Introduction:
Acute Myeloid Leukemia (AML) is a highly aggressive and genetically heterogeneous hematologic malignancy with a potentially fatal outcome if left untreated. The standard treatment, the 7+3 regimen, involving intensive chemotherapy, has been the cornerstone of therapy for decades. However, this approach poses challenges, especially for older patients and those with comorbidities. In lower-middle-income countries like India, managing AML becomes even more complex due to delayed diagnosis, increased infections, financial constraints and limited access to newer targeted therapies.
Methods:
This retrospective study aimed to investigate treatment scenarios and outcomes for two induction regimens, the standard 7+3 and Azacitidine+Venetoclax (Aza+ven), in newly diagnosed AML patients in a lower-middle-income setting from January 2018 to May 2023, conducted after institute ethical clearance. Included were treatment-naïve AML patients aged 14 years and above undergoing induction treatment with either regimen. Exclusion criteria comprised Acute promyelocytic leukemia, relapsed/refractory cases, prior chemotherapy, and incomplete records. Baseline data, ELN prognostic scores, and treatment responses were recorded. Morphological remission and multiparametric flowcytometry based measurable residual disease (MRD) were assessed after one induction.

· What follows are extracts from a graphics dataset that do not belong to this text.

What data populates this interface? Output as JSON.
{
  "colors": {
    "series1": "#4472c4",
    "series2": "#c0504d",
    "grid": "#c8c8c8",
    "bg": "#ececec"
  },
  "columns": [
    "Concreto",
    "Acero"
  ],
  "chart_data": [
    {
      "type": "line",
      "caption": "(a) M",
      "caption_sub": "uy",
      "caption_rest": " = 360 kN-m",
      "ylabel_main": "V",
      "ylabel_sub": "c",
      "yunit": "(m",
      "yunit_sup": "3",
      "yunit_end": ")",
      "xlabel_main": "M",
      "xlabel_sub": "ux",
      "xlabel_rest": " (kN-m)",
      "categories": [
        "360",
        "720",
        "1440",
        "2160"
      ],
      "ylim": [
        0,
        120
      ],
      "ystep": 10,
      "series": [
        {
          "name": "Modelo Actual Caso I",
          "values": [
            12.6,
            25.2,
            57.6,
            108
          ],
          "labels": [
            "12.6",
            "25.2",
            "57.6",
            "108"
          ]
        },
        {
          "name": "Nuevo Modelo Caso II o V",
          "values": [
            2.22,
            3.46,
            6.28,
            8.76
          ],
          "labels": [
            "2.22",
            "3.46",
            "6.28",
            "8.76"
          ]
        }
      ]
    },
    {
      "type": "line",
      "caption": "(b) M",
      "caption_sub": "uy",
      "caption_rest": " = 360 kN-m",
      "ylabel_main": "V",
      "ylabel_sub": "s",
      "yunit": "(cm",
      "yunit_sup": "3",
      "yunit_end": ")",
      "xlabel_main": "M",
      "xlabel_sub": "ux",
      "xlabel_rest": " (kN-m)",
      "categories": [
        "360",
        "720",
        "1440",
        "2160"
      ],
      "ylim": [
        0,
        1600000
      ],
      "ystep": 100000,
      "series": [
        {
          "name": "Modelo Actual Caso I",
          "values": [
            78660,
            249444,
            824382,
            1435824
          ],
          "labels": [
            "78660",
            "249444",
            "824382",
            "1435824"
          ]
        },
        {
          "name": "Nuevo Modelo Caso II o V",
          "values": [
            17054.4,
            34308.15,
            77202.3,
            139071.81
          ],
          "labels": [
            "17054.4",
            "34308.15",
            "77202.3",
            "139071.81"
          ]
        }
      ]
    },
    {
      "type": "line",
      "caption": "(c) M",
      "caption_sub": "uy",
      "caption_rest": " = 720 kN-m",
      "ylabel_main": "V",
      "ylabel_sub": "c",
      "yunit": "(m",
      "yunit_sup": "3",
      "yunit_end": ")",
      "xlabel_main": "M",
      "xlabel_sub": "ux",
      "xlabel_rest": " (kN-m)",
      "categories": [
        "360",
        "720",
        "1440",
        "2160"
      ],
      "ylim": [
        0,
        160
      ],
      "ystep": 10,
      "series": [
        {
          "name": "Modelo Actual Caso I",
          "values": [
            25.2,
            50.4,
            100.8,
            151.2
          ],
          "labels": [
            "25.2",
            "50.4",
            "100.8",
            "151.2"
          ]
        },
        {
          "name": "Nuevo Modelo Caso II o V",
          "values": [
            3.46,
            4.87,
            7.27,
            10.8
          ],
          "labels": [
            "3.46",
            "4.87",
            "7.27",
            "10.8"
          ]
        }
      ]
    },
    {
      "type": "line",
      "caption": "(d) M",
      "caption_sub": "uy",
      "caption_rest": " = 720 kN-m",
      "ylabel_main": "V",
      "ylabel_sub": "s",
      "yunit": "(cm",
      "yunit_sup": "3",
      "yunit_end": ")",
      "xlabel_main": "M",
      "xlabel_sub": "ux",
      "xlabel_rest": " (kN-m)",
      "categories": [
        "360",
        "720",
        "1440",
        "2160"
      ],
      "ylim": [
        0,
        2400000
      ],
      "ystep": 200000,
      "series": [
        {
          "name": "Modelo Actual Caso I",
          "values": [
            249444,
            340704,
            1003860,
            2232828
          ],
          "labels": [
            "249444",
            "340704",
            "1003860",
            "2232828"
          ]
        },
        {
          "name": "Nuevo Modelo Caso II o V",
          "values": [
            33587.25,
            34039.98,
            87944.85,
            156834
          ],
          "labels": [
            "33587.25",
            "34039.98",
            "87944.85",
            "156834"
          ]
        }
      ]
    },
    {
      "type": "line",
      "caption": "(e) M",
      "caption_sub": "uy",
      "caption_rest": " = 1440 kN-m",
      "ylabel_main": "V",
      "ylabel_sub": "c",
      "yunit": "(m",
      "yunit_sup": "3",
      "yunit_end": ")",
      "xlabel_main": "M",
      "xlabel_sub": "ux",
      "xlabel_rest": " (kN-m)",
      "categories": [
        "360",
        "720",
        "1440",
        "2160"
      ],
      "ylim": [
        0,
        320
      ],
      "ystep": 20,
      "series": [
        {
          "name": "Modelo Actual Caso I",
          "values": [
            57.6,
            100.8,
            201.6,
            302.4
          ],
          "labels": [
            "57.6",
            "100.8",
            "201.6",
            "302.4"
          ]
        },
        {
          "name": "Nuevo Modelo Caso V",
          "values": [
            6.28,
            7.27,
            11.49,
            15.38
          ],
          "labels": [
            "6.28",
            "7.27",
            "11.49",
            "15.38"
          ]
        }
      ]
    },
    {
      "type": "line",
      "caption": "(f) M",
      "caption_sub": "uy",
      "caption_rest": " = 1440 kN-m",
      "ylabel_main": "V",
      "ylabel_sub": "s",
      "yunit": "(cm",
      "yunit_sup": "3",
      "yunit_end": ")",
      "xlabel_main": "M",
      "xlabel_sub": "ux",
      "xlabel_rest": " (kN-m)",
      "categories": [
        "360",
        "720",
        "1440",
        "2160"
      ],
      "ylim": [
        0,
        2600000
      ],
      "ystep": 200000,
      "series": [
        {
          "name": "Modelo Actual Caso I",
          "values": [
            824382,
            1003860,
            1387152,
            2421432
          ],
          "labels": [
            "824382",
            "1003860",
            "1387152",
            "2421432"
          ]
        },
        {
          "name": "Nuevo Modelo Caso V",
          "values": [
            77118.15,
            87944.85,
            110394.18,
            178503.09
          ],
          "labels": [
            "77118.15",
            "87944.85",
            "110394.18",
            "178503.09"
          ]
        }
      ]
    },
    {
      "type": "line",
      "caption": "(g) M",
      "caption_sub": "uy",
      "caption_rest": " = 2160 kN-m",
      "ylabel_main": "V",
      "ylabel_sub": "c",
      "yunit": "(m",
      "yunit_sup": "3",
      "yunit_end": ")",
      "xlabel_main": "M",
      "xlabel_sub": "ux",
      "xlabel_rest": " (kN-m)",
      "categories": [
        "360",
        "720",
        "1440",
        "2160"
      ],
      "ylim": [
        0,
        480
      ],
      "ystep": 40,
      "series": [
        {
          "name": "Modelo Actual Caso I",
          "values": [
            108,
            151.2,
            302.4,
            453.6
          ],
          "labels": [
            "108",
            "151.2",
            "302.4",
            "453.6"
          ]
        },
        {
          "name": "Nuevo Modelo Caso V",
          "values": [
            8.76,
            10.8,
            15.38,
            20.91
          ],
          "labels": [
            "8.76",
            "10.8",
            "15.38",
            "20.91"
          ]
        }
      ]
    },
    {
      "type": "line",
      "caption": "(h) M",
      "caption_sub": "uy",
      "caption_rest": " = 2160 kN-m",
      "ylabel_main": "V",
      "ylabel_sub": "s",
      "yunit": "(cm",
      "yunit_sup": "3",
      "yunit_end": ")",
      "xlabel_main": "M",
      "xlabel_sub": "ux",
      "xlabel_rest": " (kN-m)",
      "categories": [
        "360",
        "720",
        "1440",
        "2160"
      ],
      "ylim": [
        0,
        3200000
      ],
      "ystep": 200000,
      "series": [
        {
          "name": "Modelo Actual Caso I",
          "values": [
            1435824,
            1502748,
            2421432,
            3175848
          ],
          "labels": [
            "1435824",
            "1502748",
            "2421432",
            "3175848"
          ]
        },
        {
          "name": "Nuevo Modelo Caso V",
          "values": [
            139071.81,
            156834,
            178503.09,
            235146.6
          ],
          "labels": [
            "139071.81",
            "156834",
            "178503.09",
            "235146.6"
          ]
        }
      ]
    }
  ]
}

Cytarabine 100mg/m2 I.V. continuous infusion x 7 days; Daunorubicin 60mg/m2 I.V. x 3 days; Azacitidine 75 mg/m2 I.V. x 7 days; Venetoclax 100mg x 14-28 days. Both groups received posaconazole antifungal prophylaxis. Complications were graded according to CTCAE Version 5. The data were analyzed using SPSS Statistics 20. Continuous variables presented as mean ± SD, categorical variables as frequency (%). Normality was checked with the Kolmogorov-Smirnov test, using T-tests for continuous variables and chi-square for categorical variables. Kaplan-Meier for survival. Cox PH regression for prognostic factors (p < 0.05, two-tailed).
Results:
A total of 422 new patients were diagnosed with AML; 212 (50.2%) patients opted for treatment, and 210 (49.8%) patients opted out. The most common reason was economic constraint (39%), followed by distance to the treatment centre (19%). Out of 212, only 138 (32.7%) received either of the induction regimens; still, 13 (9.3%) of patients were not included for analysis in accordance with the exclusion criteria. The study included 99 AML patients, with 71 on 7+3 and 28 on Aza+ven. Both groups were comparable in gender distribution, AML type, ELN prognostic risk, molecular mutations, and extramedullary disease. However, the Aza+ven group had significantly older patients (56.6 years vs. 41.8 years in 7+3, p <0.001) and exhibited more baseline infections (2.8% vs. 60%, p = 0.001), and poorer ECOG performance scores (p = 0.001). Despite these differences, the Aza+ven group had reduced complications like febrile neutropenia (53.6% vs. 93%, p<0.001), bacterial sepsis (14.3% vs. 39.4%, p = 0.012), gastric intolerance grade 2 and above (7% vs. 46.5%, p<0.001), decreased transfusion requirements(p<0.001), and a comparable complete remission rate of 63.7% in Aza+ven vs. 64.8% in 7+3 (p = 0.96), Patients achieving remission (CR) regardless of regimen used led to overall survival benefits (43 ± 4.5 months vs. 25 ± 4.3 months in patients not achieving remission, p=0.012) shown in figure 1, similarly stem cell transplantation had survival benefit over other consolidation chemotherapies (47 ± 5.9 months vs. 30 ± 3.9 months, p=0.009), The average unaided treatment cost per cycle of Aza+ven was 7352 ± 4530 USD vs. 9237 ± 5939 USD, p= 0.229. Table 1 enlist the baseline characteristics and outcomes summary between the two groups.
Conclusion:
This study highlights treatment challenges in AML management in lower-middle-income countries, with a significant number of patients unable to access timely care at the diagnosis center. The Aza+ven regimen showed promise, offering benefits over the standard 7+3, especially for unfit and older patients. Addressing barriers to treatment accessibility and affordability is vital to improve AML outcomes in resource-limited regions. Further research, including larger prospective studies, is needed to validate the Aza+ven regimen's efficacy and long-term outcomes in this context, offering hope for a better outlook for AML patients facing this aggressive malignancy.
Disclosures
No relevant conflicts of interest to declare.